Торговец автомобилями, одетый в кремовый костюм, резко вскочил, и они ушли.
(Пауза. Д’Ариенцо известен как «король ритма» — compas. В 1930–1940-х годах он оживил танго, сделал его танцевальным и вернул на танцполы, пока на смену не пришел фокстрот. Музыка в танго на треть состоит из ритма. Остальное — мелодия и лирика.)
А вот психоаналитик больше хотел говорить, чем двигаться:
— Сказав «прощай» чему-то, обязательно нужно встретить нечто новое. Иначе…
— Иначе что?
— Иначе живешь прошлым.
— А танго?
— Танго учит находиться в контакте с прошлым. Никакого невротизма, целительный танец.
Какое облегчение услышать это! Целительное танго — вот противоядие от патологии фрейдистского танго-цикла, думала я. Мне хотелось порасспрашивать еще, и тогда деньги, отданные за входной билет на милонгу, полностью себя оправдали бы: все-таки не каждый день встречаешь танцующего психоаналитика.
(Пауза. Я ошибалась: в Буэнос-Айресе столько психоаналитиков, что рано или поздно вы обязательно наткнетесь на кого-нибудь из них на танцполе, ну или подле него, где они будут стоять и наблюдать. Им нужно находиться там, чтобы получить вуайеристское, фаллическое фрейдистское наслаждение от танго. Но не торопитесь с выводами: на милонги ходят не только поклонники отца-основателя психоанализа, но и не столь опасные юнгианцы и представители Лаканианской школы. Почему танго так манит подобных специалистов? Очень просто: танго неотделимо от секса и смерти. И тем не менее не все так однозначно. Люди — создания непростые, особенно танцоры. Танго и психоанализ — союз, рожденный в чистилище — месте, где душа очищается от грехов, прежде чем попасть на небеса.)
— Тогда почему люди становятся тангоманами? Это здоровая зависимость?
— О, давайте так: гостей милонг можно разделить на две большие группы: психотерапевтов и тех, кто в них нуждается.
И прежде чем я успела задать еще вопросы или узнать о своем диагнозе, он исчез, так как был одним из тех редких тангерос, кому приходилось вставать раньше полудня, а следовательно, уходить в час ночи — рано по местным меркам.

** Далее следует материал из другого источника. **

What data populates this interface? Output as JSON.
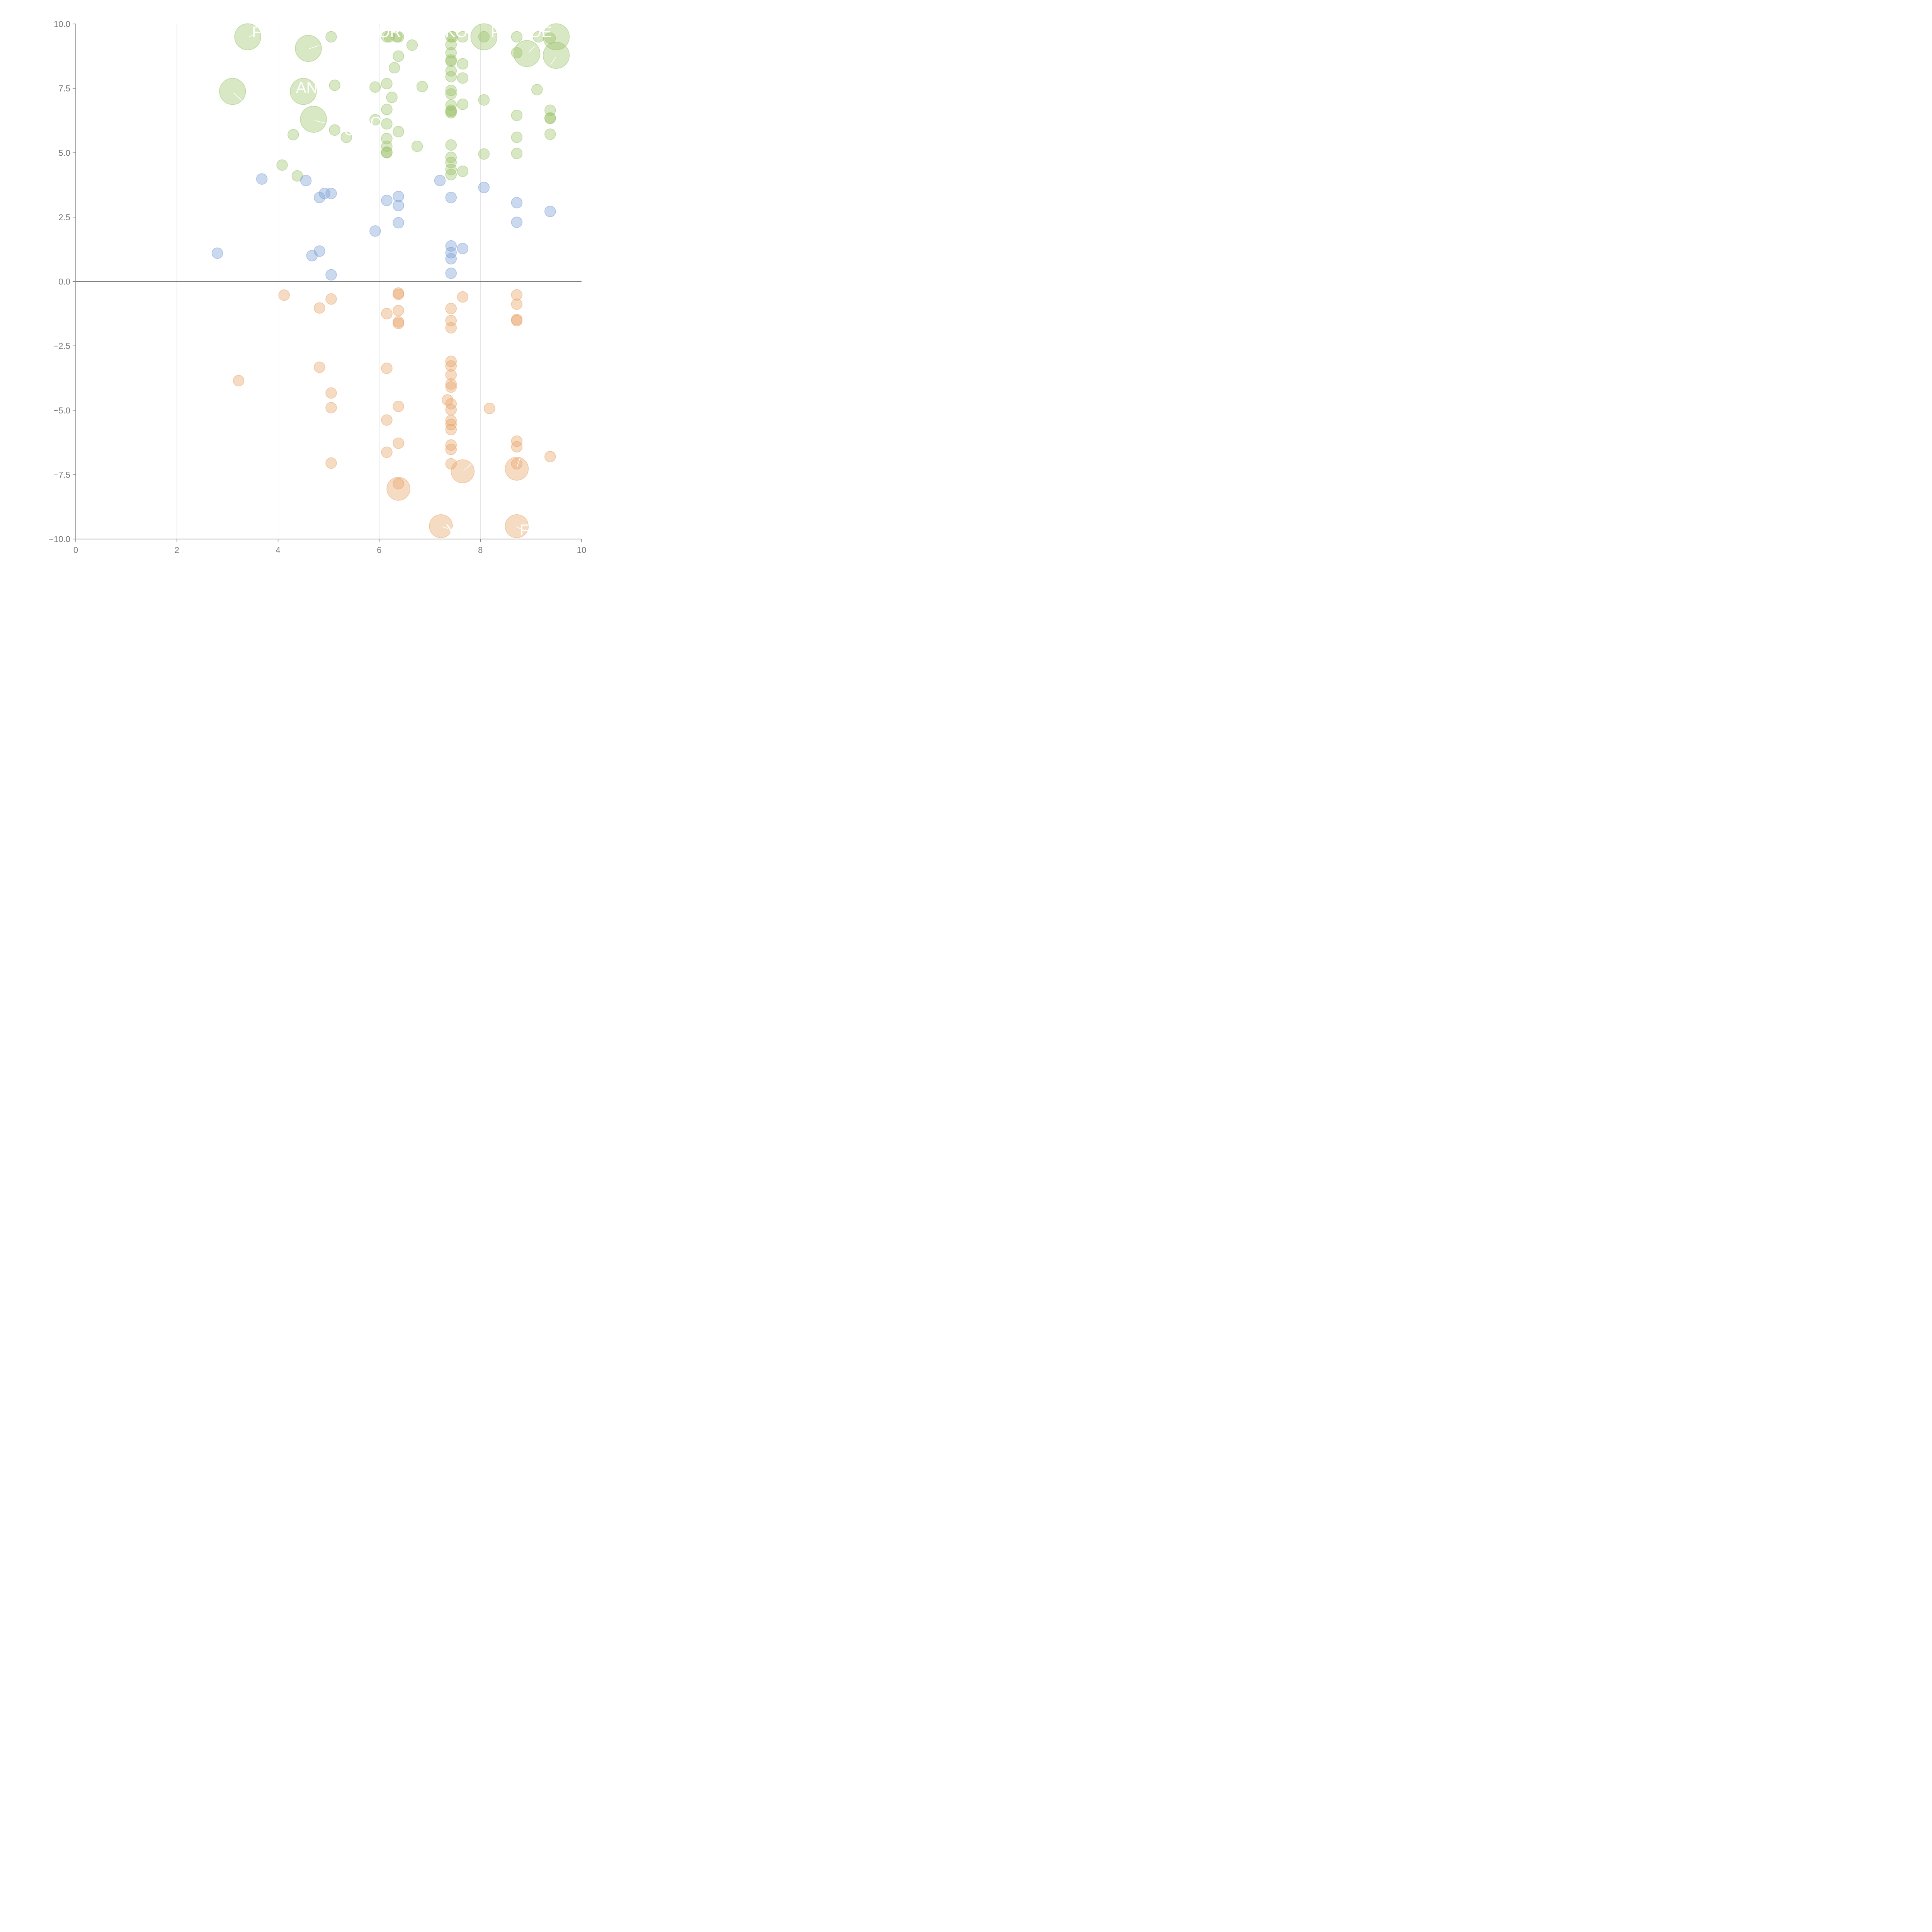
{
  "chart_data": {
    "type": "scatter",
    "xlim": [
      0,
      10
    ],
    "ylim": [
      -10,
      10
    ],
    "x_ticks": [
      0,
      2,
      4,
      6,
      8,
      10
    ],
    "x_tick_labels": [
      "0",
      "2",
      "4",
      "6",
      "8",
      "10"
    ],
    "y_ticks": [
      -10,
      -7.5,
      -5,
      -2.5,
      0,
      2.5,
      5,
      7.5,
      10
    ],
    "y_tick_labels": [
      "−10.0",
      "−7.5",
      "−5.0",
      "−2.5",
      "0.0",
      "2.5",
      "5.0",
      "7.5",
      "10.0"
    ],
    "x_grid": true,
    "y_grid": false,
    "zero_line": true,
    "series": [
      {
        "color": "#9dc36b",
        "points": [
          [
            3.4,
            9.5,
            34
          ],
          [
            4.6,
            9.05,
            34
          ],
          [
            3.1,
            7.38,
            34
          ],
          [
            4.5,
            7.38,
            34
          ],
          [
            4.7,
            6.3,
            34
          ],
          [
            8.07,
            9.5,
            34
          ],
          [
            8.92,
            8.85,
            34
          ],
          [
            9.5,
            9.5,
            34
          ],
          [
            9.5,
            8.78,
            34
          ],
          [
            5.05,
            9.5,
            14
          ],
          [
            6.15,
            9.5,
            14
          ],
          [
            6.2,
            9.5,
            14
          ],
          [
            6.35,
            9.5,
            14
          ],
          [
            6.38,
            9.5,
            14
          ],
          [
            6.65,
            9.18,
            14
          ],
          [
            6.38,
            8.75,
            14
          ],
          [
            6.3,
            8.3,
            14
          ],
          [
            7.42,
            9.5,
            14
          ],
          [
            7.45,
            9.5,
            14
          ],
          [
            7.65,
            9.5,
            14
          ],
          [
            7.42,
            9.2,
            14
          ],
          [
            7.42,
            8.88,
            14
          ],
          [
            7.42,
            8.6,
            14
          ],
          [
            7.42,
            8.55,
            14
          ],
          [
            7.65,
            8.45,
            14
          ],
          [
            7.42,
            8.18,
            14
          ],
          [
            7.42,
            7.95,
            14
          ],
          [
            7.65,
            7.9,
            14
          ],
          [
            8.07,
            9.5,
            14
          ],
          [
            8.72,
            9.5,
            14
          ],
          [
            8.72,
            8.88,
            14
          ],
          [
            9.15,
            9.5,
            14
          ],
          [
            9.38,
            9.45,
            14
          ],
          [
            5.12,
            7.62,
            14
          ],
          [
            5.92,
            7.55,
            14
          ],
          [
            6.15,
            7.68,
            14
          ],
          [
            6.85,
            7.57,
            14
          ],
          [
            6.25,
            7.15,
            14
          ],
          [
            7.42,
            7.42,
            14
          ],
          [
            7.42,
            7.28,
            14
          ],
          [
            7.42,
            6.85,
            14
          ],
          [
            7.42,
            6.65,
            14
          ],
          [
            7.42,
            6.6,
            14
          ],
          [
            7.42,
            6.55,
            14
          ],
          [
            7.65,
            6.88,
            14
          ],
          [
            8.07,
            7.05,
            14
          ],
          [
            9.12,
            7.45,
            14
          ],
          [
            6.15,
            6.68,
            14
          ],
          [
            5.92,
            6.28,
            14
          ],
          [
            6.15,
            6.12,
            14
          ],
          [
            5.12,
            5.88,
            14
          ],
          [
            5.35,
            5.6,
            14
          ],
          [
            4.3,
            5.7,
            14
          ],
          [
            6.38,
            5.82,
            14
          ],
          [
            6.15,
            5.55,
            14
          ],
          [
            6.15,
            5.25,
            14
          ],
          [
            6.15,
            5.02,
            14
          ],
          [
            6.15,
            5.0,
            14
          ],
          [
            6.75,
            5.25,
            14
          ],
          [
            7.42,
            5.3,
            14
          ],
          [
            7.42,
            4.82,
            14
          ],
          [
            7.42,
            4.62,
            14
          ],
          [
            7.42,
            4.35,
            14
          ],
          [
            7.42,
            4.15,
            14
          ],
          [
            7.65,
            4.28,
            14
          ],
          [
            8.07,
            4.95,
            14
          ],
          [
            8.72,
            6.45,
            14
          ],
          [
            8.72,
            5.6,
            14
          ],
          [
            8.72,
            4.97,
            14
          ],
          [
            9.38,
            6.65,
            14
          ],
          [
            9.38,
            6.35,
            14
          ],
          [
            9.38,
            6.33,
            14
          ],
          [
            9.38,
            5.72,
            14
          ],
          [
            4.08,
            4.52,
            14
          ],
          [
            4.38,
            4.1,
            14
          ]
        ]
      },
      {
        "color": "#7b9fd4",
        "points": [
          [
            3.68,
            3.98,
            14
          ],
          [
            4.55,
            3.92,
            14
          ],
          [
            4.92,
            3.42,
            14
          ],
          [
            5.05,
            3.42,
            14
          ],
          [
            4.82,
            3.26,
            14
          ],
          [
            6.15,
            3.15,
            14
          ],
          [
            6.38,
            3.3,
            14
          ],
          [
            6.38,
            2.95,
            14
          ],
          [
            6.38,
            2.28,
            14
          ],
          [
            5.92,
            1.96,
            14
          ],
          [
            2.8,
            1.1,
            14
          ],
          [
            4.67,
            1.0,
            14
          ],
          [
            4.82,
            1.18,
            14
          ],
          [
            5.05,
            0.26,
            14
          ],
          [
            7.2,
            3.92,
            14
          ],
          [
            7.42,
            3.26,
            14
          ],
          [
            7.42,
            1.38,
            14
          ],
          [
            7.42,
            1.12,
            14
          ],
          [
            7.42,
            0.88,
            14
          ],
          [
            7.42,
            0.32,
            14
          ],
          [
            7.65,
            1.28,
            14
          ],
          [
            8.07,
            3.65,
            14
          ],
          [
            8.72,
            3.06,
            14
          ],
          [
            8.72,
            2.3,
            14
          ],
          [
            9.38,
            2.72,
            14
          ]
        ]
      },
      {
        "color": "#e8a46a",
        "points": [
          [
            4.12,
            -0.53,
            14
          ],
          [
            4.82,
            -1.03,
            14
          ],
          [
            5.05,
            -0.68,
            14
          ],
          [
            6.38,
            -0.45,
            14
          ],
          [
            6.38,
            -0.5,
            14
          ],
          [
            6.15,
            -1.25,
            14
          ],
          [
            6.38,
            -1.13,
            14
          ],
          [
            6.38,
            -1.57,
            14
          ],
          [
            6.38,
            -1.63,
            14
          ],
          [
            7.42,
            -1.05,
            14
          ],
          [
            7.42,
            -1.52,
            14
          ],
          [
            7.42,
            -1.8,
            14
          ],
          [
            7.65,
            -0.6,
            14
          ],
          [
            8.72,
            -0.52,
            14
          ],
          [
            8.72,
            -0.88,
            14
          ],
          [
            8.72,
            -1.48,
            14
          ],
          [
            8.72,
            -1.52,
            14
          ],
          [
            3.22,
            -3.85,
            14
          ],
          [
            4.82,
            -3.33,
            14
          ],
          [
            5.05,
            -4.33,
            14
          ],
          [
            5.05,
            -4.9,
            14
          ],
          [
            6.15,
            -3.37,
            14
          ],
          [
            6.38,
            -4.85,
            14
          ],
          [
            7.42,
            -3.1,
            14
          ],
          [
            7.42,
            -3.28,
            14
          ],
          [
            7.42,
            -3.63,
            14
          ],
          [
            7.42,
            -3.98,
            14
          ],
          [
            7.42,
            -4.1,
            14
          ],
          [
            7.35,
            -4.6,
            14
          ],
          [
            7.42,
            -4.75,
            14
          ],
          [
            7.42,
            -4.98,
            14
          ],
          [
            7.42,
            -5.4,
            14
          ],
          [
            7.42,
            -5.55,
            14
          ],
          [
            7.42,
            -5.75,
            14
          ],
          [
            8.18,
            -4.93,
            14
          ],
          [
            6.15,
            -5.38,
            14
          ],
          [
            6.38,
            -6.28,
            14
          ],
          [
            6.15,
            -6.63,
            14
          ],
          [
            5.05,
            -7.05,
            14
          ],
          [
            7.42,
            -6.35,
            14
          ],
          [
            7.42,
            -6.52,
            14
          ],
          [
            7.42,
            -7.08,
            14
          ],
          [
            8.72,
            -6.2,
            14
          ],
          [
            8.72,
            -6.42,
            14
          ],
          [
            8.72,
            -7.08,
            14
          ],
          [
            9.38,
            -6.8,
            14
          ],
          [
            6.38,
            -7.85,
            14
          ],
          [
            6.38,
            -8.05,
            30
          ],
          [
            7.65,
            -7.37,
            30
          ],
          [
            8.72,
            -7.27,
            30
          ],
          [
            7.22,
            -9.5,
            30
          ],
          [
            8.72,
            -9.5,
            30
          ]
        ]
      }
    ]
  }
}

Карлос Риварола уже поджидал меня в Café Tortoni. Даже небритый и в джинсах, он все равно выглядел импозантно.
— Я опоздала, прости, — мы расцеловались. — Милонги заканчиваются так поздно, мой режим совсем сбился.
Он улыбнулся, обнажив зубы человека, употребляющего много мате, и накрыл мои руки своими.
— Я вижу, тебя укусила бацилла танго, Капкита. Сколько прошло — год, да? А ты уже говоришь по-испански и все время жаждешь танца.
— Не знаю, Карлос. Я ищу чего-то, но чего именно, и сама не знаю.
Он кивнул как человек, который знает:
— Не сдавайся, найдешь. Рано или поздно танго дает каждому то, что он ищет.
— И тебе?
Он пожал плечами.
— Я не знал ничего, кроме танго. Оно было со мной всегда. Но, пойми, это не просто движения. Это люди, которые рядом с тобой, другие тангерос. Отправляясь на милонгу, я счастлив, там меня ждут те, с кем я дышу в одном ритме. Ну и женщины, как без них? Моя жена и другие, с которыми я танцевал. Великая Мария Ниевес сказала: «Женщина — восемьдесят процентов танца». Она права, без женщины нет танца.
Под его внимательным взглядом я испытывала и радость, и печаль. Радость, оттого что сидела с Карлосом, рассказывающим, что без женщины (меня) танго — ничто. Печаль, потому что меня все еще тянуло к нему, но между нами ничего не могло быть. Печаль, потому что приходилось покидать мир нескончаемых милонг. Печаль, потому что я не знала, когда вернусь сюда снова. Печаль, потому что я была всего лишь «очередной женщиной», а танго и для Карлоса, и для всех остальных продолжится и без меня. Печаль, потому что ни Буэнос-Айрес, ни танго не могли вновь соединить нас с Джейсоном.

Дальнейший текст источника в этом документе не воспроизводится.